If there's no opportunity, then run away (stop-loss).

Finally, if you successfully sleep with her once (profit), then continue spending to sleep with her N times (increasing position on profits, holding firmly).

Until she finds out you're a player, then you decisively leave (liquidate).

Many men in love tend to give their all (heavy investment).

Continue spending money after being rejected (increasing position on losses, holding the position).

Lick until you have nothing left (liquidation).

The key to trading and romance is frequency.

In dating, you might go all in once or twice, and if you meet the right person, you get married.

But how many times can you trade in your lifetime?

So you need to use the methods of a player.

Trading is actually quite similar to this. Most people focus only on direction (long or short) and space (stop-loss, take-profit) when trading, while seriously neglecting a key factor—'time'.

Here’s a short-term trading method, the core of which is precise control over time. First, assume the time is 1 day. The specific operation is that after buying a stock, if it rises 3% within 1 day, continue to hold; conversely, if it doesn't reach this increase, decisively sell.

For example, if you buy long at 11 AM when the price is 100 yuan and set a stop-loss at 97 yuan, then by the next morning before 11 AM, there will be three possible outcomes:

A. If the price falls to 97 yuan, triggering the stop-loss, you need to decisively exit to avoid further losses.

B. If the price fluctuates between 97 - 103 yuan, even if the stop-loss hasn't been triggered, you should manually stop-loss immediately. Of course, if you think you can accept selling at a loss between 100 - 103 yuan, you can set a stop-loss at the original price of 100 yuan. This is because in the set time of 1 day, if the price hasn't reached the expected increase, it indicates that the stock's movement does not align with your trading plan.

C. If the price rises above 103 yuan, you can move your stop-loss price up, for example to 100 yuan or higher. This way, you can secure the profits you've already gained and avoid giving back all your profits when the price corrects later.

Subsequent trades follow this pattern. Following this method, the trading results may exhibit a cycle of small losses, small gains, small losses, small gains, but large losses will absolutely not occur, and occasionally you can seize a big profit opportunity.

In trading, price rises and falls and direction are random and unpredictable, just like a woman's feelings towards a man. She might not even be sure whether she likes or dislikes him, or how deep those feelings go. Her feelings can change randomly over time. In trading, we are like men pursuing women; we shouldn't get entangled in whether the market will rise or fall, just like we shouldn't worry about whether a woman likes us or not.
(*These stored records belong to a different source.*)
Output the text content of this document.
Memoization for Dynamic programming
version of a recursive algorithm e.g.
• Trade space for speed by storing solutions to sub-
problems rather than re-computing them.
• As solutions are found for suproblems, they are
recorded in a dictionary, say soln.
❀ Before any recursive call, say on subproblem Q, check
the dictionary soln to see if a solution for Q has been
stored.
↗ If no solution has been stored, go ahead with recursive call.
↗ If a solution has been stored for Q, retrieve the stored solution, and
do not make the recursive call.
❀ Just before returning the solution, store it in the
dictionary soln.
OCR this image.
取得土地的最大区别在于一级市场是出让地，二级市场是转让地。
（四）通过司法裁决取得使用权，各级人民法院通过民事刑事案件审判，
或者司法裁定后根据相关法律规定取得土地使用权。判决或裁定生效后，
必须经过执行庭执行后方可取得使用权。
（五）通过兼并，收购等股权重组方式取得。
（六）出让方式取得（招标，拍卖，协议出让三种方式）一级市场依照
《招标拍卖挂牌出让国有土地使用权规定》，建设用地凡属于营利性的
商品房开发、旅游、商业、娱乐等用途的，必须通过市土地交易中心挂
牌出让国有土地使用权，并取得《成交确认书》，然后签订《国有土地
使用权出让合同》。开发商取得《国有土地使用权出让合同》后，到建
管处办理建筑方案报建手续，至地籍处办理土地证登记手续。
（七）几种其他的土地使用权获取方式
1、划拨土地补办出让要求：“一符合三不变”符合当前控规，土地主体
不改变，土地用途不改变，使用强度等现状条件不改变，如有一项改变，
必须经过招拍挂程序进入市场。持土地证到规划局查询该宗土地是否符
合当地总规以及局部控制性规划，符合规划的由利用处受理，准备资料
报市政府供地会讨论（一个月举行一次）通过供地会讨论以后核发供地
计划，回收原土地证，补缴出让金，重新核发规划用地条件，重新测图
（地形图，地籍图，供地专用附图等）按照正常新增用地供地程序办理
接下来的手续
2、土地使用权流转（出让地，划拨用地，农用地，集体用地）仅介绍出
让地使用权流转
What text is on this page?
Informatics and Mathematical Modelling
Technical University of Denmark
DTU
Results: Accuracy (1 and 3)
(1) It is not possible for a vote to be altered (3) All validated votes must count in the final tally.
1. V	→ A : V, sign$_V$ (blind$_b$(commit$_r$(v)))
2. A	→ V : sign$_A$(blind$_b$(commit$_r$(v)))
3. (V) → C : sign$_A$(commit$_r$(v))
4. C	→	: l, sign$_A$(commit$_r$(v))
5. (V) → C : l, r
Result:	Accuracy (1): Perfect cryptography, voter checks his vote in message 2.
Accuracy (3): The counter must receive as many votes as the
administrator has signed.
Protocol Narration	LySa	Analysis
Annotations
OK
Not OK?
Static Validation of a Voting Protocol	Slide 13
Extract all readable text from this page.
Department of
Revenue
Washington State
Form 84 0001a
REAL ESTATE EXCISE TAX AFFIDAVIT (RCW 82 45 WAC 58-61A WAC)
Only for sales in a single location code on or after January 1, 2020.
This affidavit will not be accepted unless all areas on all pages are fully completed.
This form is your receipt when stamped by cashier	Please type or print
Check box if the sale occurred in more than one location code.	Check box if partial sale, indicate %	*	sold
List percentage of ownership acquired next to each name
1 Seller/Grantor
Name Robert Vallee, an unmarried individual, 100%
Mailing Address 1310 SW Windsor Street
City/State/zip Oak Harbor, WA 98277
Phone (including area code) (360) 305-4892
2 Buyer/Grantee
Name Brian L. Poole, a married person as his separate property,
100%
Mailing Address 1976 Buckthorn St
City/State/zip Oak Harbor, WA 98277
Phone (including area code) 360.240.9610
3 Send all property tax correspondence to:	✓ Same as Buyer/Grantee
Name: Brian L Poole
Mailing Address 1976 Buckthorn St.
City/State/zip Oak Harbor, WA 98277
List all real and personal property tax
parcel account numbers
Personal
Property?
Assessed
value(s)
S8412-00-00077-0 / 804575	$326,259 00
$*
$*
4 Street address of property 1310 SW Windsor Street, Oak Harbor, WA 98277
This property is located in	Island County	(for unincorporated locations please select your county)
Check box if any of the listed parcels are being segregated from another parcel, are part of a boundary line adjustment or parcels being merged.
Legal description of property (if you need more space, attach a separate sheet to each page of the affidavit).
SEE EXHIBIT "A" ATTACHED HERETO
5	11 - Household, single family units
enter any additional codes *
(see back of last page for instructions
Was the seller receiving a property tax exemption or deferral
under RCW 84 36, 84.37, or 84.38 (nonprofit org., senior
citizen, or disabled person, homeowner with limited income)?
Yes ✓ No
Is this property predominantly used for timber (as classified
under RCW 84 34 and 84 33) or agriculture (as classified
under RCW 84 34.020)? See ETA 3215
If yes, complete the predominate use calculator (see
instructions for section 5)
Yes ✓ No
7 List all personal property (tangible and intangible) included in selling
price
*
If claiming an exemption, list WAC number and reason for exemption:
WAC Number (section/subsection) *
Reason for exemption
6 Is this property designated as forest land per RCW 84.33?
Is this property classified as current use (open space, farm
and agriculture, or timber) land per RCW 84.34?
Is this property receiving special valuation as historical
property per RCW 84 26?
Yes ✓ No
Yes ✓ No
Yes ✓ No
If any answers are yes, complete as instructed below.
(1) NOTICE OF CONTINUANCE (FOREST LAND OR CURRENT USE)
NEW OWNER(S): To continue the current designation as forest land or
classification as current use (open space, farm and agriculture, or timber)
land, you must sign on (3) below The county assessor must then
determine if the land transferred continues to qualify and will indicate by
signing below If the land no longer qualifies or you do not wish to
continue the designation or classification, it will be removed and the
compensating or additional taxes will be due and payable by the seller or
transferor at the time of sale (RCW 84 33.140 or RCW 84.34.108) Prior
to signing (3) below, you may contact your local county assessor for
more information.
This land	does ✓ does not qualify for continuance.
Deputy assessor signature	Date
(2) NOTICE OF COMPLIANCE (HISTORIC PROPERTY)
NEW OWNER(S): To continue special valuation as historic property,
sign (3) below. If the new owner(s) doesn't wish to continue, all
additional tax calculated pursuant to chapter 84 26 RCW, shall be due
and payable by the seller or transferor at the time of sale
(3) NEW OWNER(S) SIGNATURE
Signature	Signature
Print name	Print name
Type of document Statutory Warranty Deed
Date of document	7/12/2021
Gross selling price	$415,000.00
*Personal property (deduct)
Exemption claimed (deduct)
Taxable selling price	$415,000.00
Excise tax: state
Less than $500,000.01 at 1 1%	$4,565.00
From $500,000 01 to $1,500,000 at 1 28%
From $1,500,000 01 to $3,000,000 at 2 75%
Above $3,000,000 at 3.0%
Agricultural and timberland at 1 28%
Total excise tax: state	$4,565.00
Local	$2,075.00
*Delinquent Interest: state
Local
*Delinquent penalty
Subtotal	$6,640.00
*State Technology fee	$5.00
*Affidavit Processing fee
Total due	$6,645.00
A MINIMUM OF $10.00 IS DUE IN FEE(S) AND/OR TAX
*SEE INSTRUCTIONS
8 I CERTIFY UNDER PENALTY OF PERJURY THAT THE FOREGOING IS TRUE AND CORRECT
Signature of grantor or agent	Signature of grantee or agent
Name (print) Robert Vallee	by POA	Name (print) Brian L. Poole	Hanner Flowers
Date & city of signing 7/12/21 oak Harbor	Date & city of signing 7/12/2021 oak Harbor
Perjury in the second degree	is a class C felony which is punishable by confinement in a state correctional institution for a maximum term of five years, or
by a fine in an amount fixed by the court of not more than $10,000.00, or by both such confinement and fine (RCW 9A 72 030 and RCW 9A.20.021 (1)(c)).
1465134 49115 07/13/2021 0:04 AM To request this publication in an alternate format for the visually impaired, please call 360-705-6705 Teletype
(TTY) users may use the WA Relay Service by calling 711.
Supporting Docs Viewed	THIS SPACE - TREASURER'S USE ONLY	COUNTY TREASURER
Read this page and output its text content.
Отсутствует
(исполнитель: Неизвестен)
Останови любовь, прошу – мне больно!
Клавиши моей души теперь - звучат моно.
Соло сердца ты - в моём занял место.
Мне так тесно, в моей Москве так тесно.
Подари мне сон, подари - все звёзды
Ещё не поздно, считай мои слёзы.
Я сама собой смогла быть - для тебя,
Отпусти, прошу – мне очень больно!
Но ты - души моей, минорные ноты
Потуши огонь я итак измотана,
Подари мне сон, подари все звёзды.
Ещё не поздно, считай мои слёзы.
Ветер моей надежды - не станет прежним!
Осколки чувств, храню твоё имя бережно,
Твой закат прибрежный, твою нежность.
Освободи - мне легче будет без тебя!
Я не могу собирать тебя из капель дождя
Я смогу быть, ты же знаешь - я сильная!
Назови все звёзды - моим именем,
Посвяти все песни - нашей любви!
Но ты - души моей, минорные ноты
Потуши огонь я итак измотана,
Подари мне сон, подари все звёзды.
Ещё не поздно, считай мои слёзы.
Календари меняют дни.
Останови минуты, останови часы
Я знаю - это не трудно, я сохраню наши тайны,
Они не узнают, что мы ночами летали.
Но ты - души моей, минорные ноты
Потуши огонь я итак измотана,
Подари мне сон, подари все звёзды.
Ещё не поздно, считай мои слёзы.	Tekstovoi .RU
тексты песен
The only thing we can do, and the most effective approach, is to 'control losses by setting time limits.' Just like a player decisively sets a 7-day limit to move on if he doesn't succeed, we set a 1-day limit to stop-loss if there's no 3% rise, controlling losses within a bearable range and improving capital efficiency, thus increasing the likelihood of long-term stable profits in the complex and volatile trading market.